Many proteins regulating cell cycle transitions and progression through checkpoints have been studied in the past few decades (31). Among these proteins, cyclin-CDK complexes are basic regulators of cell cycle progression (32). Cyclins A and B play a central role in the control of mitosis, with cyclin A being degraded in prometaphase before cyclin B in metaphase by the ubiquitin-proteasome-system or autophagy (33). Mammalian cells have two types of cyclins As; cyclin A1 is specifically expressed in the testis, while cyclin A2 ubiquitously expressed. Accordingly, cyclin A2 is usually linked to cell proliferation and as such is often found expressed at a high level in human cancers (34). Cyclin A also mediates the progression through S phase by forming the CDK2-cyclin A complex (35). P21 binds and inactivates cyclin-CDK complexes that mediate G1/S progression, resulting in the lack of phosphorylation of Rb, E2F sequestration and cell cycle arrest at the G1/S transition (36). Our findings indicated that Tmub1 may participate in the G1/S transition and S phase progression by interacting with cyclin A2 and may delay cyclin A2 and cyclin B degradation in M phase, which strongly suggested that Tmub1 is a cell cycle-associated protein.

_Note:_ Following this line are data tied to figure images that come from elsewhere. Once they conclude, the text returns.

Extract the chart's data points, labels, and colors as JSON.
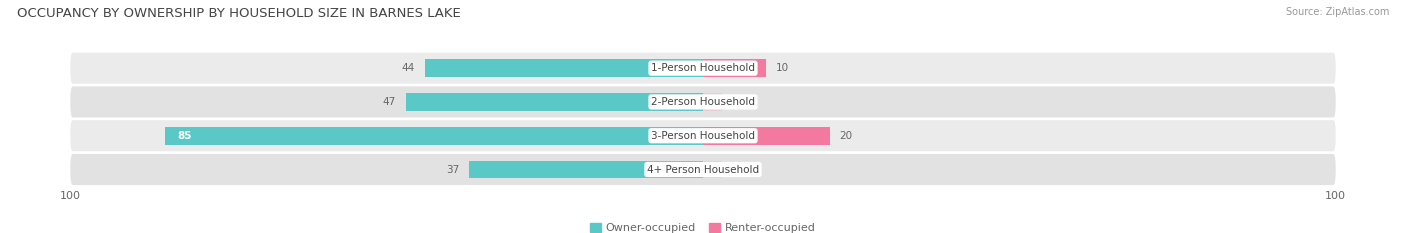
{
  "title": "OCCUPANCY BY OWNERSHIP BY HOUSEHOLD SIZE IN BARNES LAKE",
  "source": "Source: ZipAtlas.com",
  "categories": [
    "1-Person Household",
    "2-Person Household",
    "3-Person Household",
    "4+ Person Household"
  ],
  "owner_values": [
    44,
    47,
    85,
    37
  ],
  "renter_values": [
    10,
    0,
    20,
    0
  ],
  "owner_color": "#5BC8C8",
  "renter_color": "#F479A0",
  "row_bg_colors": [
    "#EBEBEB",
    "#E2E2E2",
    "#EBEBEB",
    "#E2E2E2"
  ],
  "axis_max": 100,
  "owner_label": "Owner-occupied",
  "renter_label": "Renter-occupied",
  "title_fontsize": 9.5,
  "label_fontsize": 7.5,
  "tick_fontsize": 8,
  "legend_fontsize": 8,
  "source_fontsize": 7
}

In addition to the canonical ubiquitylation pathway, proteins can also be modified through attachment to ubiquitin-like proteins (UBLs), which have conserved ubiquitin-like sequences and control different types of biological processes (37,38). Although UBLs are found to have diverse roles in various processes, the studies on the functions of many members in this family are only beginning. As a ubiquitin-like protein, Tmub1 was found to mediate the ubiquitylation and degradation of the HMG-CoA reductase HMGCR (39). In this process, Tmub1 bridges SPFH2 to a membrane-bound ubiquitin ligase gp78 in endoplasmic reticulum membranes. Our results showed that Tmub1 may inhibit the degradation of cyclin A2 and B1, indicating that Tmub1 may play different roles in ubiquitylation by interacting with different proteins. Therefore, the question of how Tmub1 functions as an ubiquitin-like protein remains to be answered. The UBL domain of Tmub1 may contribute to the posttranslational modification of several cell cycle proteins, and Tmub1 may function as an ‘effector’ in the complicated and precise network of cell cycle regulation. In further studies, we intend to investigate how Tmub1 regulates cell cycle proteins, specifically focusing on the interaction between Tmub1 and cyclin A2, and the possible regulatory role of Tmub1 in cyclin ubiquitylation and degradation.

In conclusion, our study identified Tmub1 as a cell cycle-associated protein. Tmub1 regulates gene expression, inhibits hepatocyte proliferation and affects the cell cycle by interacting with cyclins.